1. Birdcage Veil (4-9") – This veil is a vintage nod to the weddings of the 1940s and 1950s. It is a short veil made of raw-edge netting or tulle that covers only half of a bride's face, namely her eyes (ooo-la-la). These types of veils are sometimes worn attached to a headband or pillbox hat.



2. Blusher Veil (30") – For a more formal or religious wedding, a blusher veil is a common choice. A blusher veil is the top layer of a two-tier veil. This top layer covers the entire face of the bride until the groom lifts it after the bride walks down the aisle or for the kiss. The blusher is 30 inches in length, stopping around the waistline of the bride. It is connected to a longer veil that ranges from 42 inches to 108 inches in length.



3. Fingertip Veil (38-40") – Due to its dreamy length (down to the fingertips), this is one of the most popular picks among veils. The pros of a shorter veil: 1. It allows your wedding audience to see more of your skirt. 2. It can be worn all day if you’d like. 3. You won’t risk snagging it as you walk or feel restricted. Many brides will pair their fingertip veil with a headpiece, hello princess tiara, or even a flower crown, hello boho brides.



4. Ballet Veil (60") – True to its title, this lovely veil sways around the knee-length, making it perfect for dancing. (This veil is also called a waltz-veil.)



5. Chapel Veil (90") – Extending all the way to the floor, this veil brings the drama and elegance. It pairs beautifully with chapel length wedding gowns–such as a sheath silhouette.



6. Cathedral Veil (108-120") – We reached the Crème de la Crème of veils. This beauty is straight royalty status.
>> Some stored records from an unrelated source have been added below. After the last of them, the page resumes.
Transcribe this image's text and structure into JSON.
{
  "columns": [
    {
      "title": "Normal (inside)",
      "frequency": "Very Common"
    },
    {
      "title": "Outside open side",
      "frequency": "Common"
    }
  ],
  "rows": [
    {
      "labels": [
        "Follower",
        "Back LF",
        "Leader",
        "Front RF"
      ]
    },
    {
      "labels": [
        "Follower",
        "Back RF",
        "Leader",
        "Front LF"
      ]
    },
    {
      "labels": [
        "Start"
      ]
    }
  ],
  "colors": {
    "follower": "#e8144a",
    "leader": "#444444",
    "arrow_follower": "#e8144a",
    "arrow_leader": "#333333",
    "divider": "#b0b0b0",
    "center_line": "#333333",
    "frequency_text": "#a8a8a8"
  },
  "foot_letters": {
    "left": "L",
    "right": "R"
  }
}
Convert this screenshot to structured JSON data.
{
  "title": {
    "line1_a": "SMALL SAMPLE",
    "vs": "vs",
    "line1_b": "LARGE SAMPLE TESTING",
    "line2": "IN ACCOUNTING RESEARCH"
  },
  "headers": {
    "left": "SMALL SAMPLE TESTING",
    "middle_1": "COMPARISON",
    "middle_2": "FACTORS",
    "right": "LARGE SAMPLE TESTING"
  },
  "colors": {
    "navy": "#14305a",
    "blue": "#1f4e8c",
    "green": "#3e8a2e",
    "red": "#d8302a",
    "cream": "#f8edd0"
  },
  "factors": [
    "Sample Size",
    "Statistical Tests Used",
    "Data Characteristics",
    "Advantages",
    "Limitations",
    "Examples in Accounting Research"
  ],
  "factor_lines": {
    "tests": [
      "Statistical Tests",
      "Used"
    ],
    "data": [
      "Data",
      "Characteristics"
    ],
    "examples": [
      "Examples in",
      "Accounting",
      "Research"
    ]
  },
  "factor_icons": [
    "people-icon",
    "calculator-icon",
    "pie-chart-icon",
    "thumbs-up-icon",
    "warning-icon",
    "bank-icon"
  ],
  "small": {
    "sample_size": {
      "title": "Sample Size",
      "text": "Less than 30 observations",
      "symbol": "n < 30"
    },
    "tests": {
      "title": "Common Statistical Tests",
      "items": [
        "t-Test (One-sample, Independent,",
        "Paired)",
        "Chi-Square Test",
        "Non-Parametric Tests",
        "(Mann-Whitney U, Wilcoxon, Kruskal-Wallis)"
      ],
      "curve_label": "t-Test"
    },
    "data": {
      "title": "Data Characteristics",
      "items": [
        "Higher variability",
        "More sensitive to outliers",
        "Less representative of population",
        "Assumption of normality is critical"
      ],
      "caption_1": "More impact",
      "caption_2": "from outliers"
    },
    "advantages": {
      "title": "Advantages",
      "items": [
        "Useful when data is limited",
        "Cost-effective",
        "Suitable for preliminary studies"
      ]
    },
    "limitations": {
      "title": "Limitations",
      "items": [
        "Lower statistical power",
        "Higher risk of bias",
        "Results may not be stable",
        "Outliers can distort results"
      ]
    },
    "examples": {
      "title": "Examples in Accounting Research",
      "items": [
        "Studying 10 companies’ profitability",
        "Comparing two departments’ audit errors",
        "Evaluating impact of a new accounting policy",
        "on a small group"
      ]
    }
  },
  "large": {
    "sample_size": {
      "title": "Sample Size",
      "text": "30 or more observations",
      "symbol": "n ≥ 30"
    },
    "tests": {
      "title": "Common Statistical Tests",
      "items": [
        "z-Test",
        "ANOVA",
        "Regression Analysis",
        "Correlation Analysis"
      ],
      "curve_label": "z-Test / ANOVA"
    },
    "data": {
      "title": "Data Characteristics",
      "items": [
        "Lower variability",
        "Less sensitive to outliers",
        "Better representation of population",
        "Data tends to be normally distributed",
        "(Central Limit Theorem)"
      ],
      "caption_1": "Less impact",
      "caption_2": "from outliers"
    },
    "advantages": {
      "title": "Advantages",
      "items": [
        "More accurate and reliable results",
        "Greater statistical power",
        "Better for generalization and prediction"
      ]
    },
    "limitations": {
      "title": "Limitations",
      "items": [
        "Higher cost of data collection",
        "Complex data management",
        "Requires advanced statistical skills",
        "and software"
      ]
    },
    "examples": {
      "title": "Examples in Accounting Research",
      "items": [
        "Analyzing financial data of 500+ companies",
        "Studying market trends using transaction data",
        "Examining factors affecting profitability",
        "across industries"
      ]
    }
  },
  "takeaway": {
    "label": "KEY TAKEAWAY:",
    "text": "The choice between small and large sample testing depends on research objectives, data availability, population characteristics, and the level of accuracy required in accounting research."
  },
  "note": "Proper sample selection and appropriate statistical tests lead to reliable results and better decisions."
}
It is perfect for a formal or fairytale wedding. This bridal veil extends one to two feet behind the bride’s dress, making it the longest type of veil. This kind of luxurious amount of material requires higher maintenance in managing. This veil type typically requires at least one person to tend the veil, assisting with spreading and straightening it out. If you love drama, the cathedral veil can also be a royal cathedral which is 120-144 inches long.



7. Mantilla (30-108”) – This scalloped lace veil originated in Spain around the 16th century. It is a large, circular piece of tulle that is fastened just a few inches from the hairline on the top of the head. In traditional Spanish cultures, the mantilla is attached to a decorative hair comb called a peineta. Mantilla veils range between a chapel and cathedral length.



If you’re wondering if you should veil or not, here are a few things to consider.

  • Pros: Veils look beautiful in photos, they add extra zing to a bridal look, and they contribute an element of mystery. Also, this is the one day you get to wear a veil.
  • Cons: For outdoor weddings, veils can be a burden if it's windy. Depending on the length, they can shield your dress or require extra assistance. A veil should compliment your wedding gown, not rival for attention.


In the end, the rule of thumb is to be true to You. You should feel confident and happy with whatever accessories you add. Your overall wedding look should be an honest reflection of your personality. To quote the wonderful designer Coco Chanel, “A girl should be two things: who and what she wants.”